Researchers have found a vulnerability in Android devices that allows hackers to access a device remotely without the owner ever knowing it was compromised. The flaw affects roughly 95 percent of Android devices running OS version 2.2 to 5.1, according to cybersecurity firm Zimperium.
Zimperium says it found multiple vulnerabilities in the framework. The company plans to present its researches at the Black Hat 2015 security conference and at the hacking conference Def Con in August.
By Using a person’s telephone number, hackers send a media file via MMS that gives them entry into a device. What’s more, the owner of the device may never know. Once the exploit is completed, a hacker can remotely operate a phone’s microphone, steal files, can read emails, and get personal credentials.
These vulnerabilities are extremely dangerous because they do not require that victim take any action to be exploited.

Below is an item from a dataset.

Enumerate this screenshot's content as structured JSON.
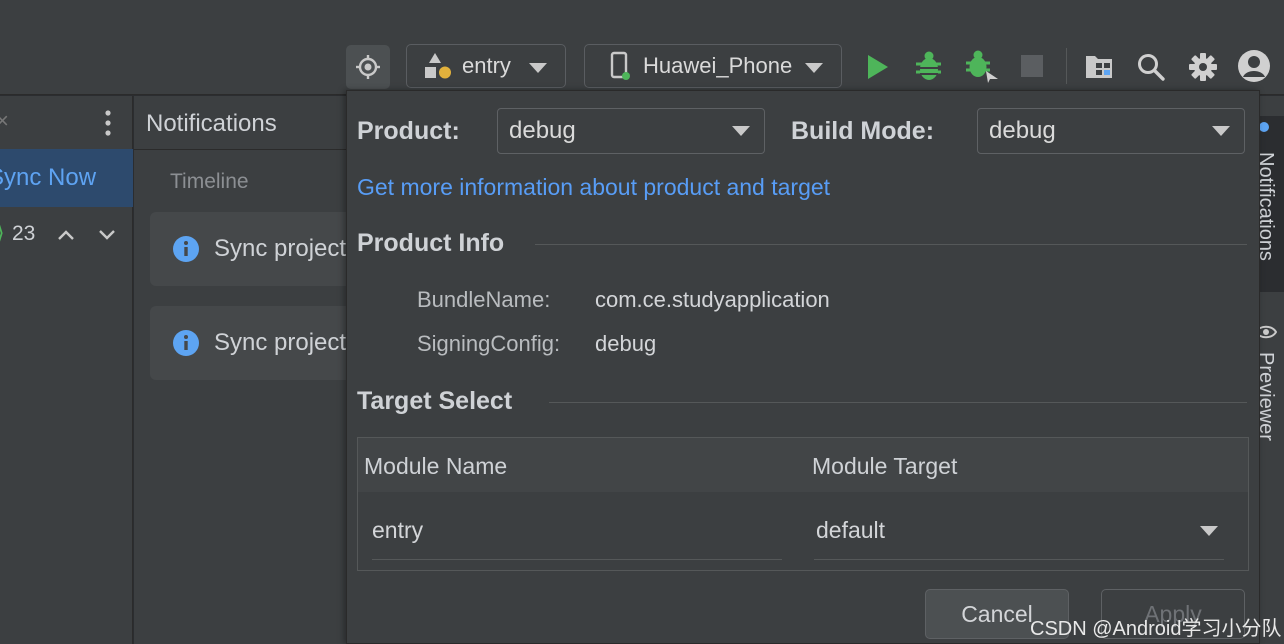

Unlike spear-phishing, where the victim needs to open a PDF file or a link sent by the attacker, this vulnerability can be triggered while you sleep. Before you wake up, the attacker will remove any sign of the device being compromised & you will continue your day as usual – with a trojaned phone,” says Zimperium chief technology officer Zuk Avraham.
Android owners can also reach out to their telecom providers & device manufacturers to ensure their phones get the update. Nicely, Google has applied patches to the Android Open Source Project, Zimperium says device owners should be proactive in updating their phones.
Google thanked the lead researcher who found the Stagefright vulnerability, Joshua Drake, and noted that most Android devices have technology in place to deter exploitation.
You can read the full comment below.
“The security of Android users is extremely important to us and so we responded quickly and patches have already been provided to partners that can be applied to any device. Most Android devices, including all newer devices, have multiple technologies that are designed to make exploitation more difficult.
Android devices also include an application sandbox designed to protect user data and other applications on the device.”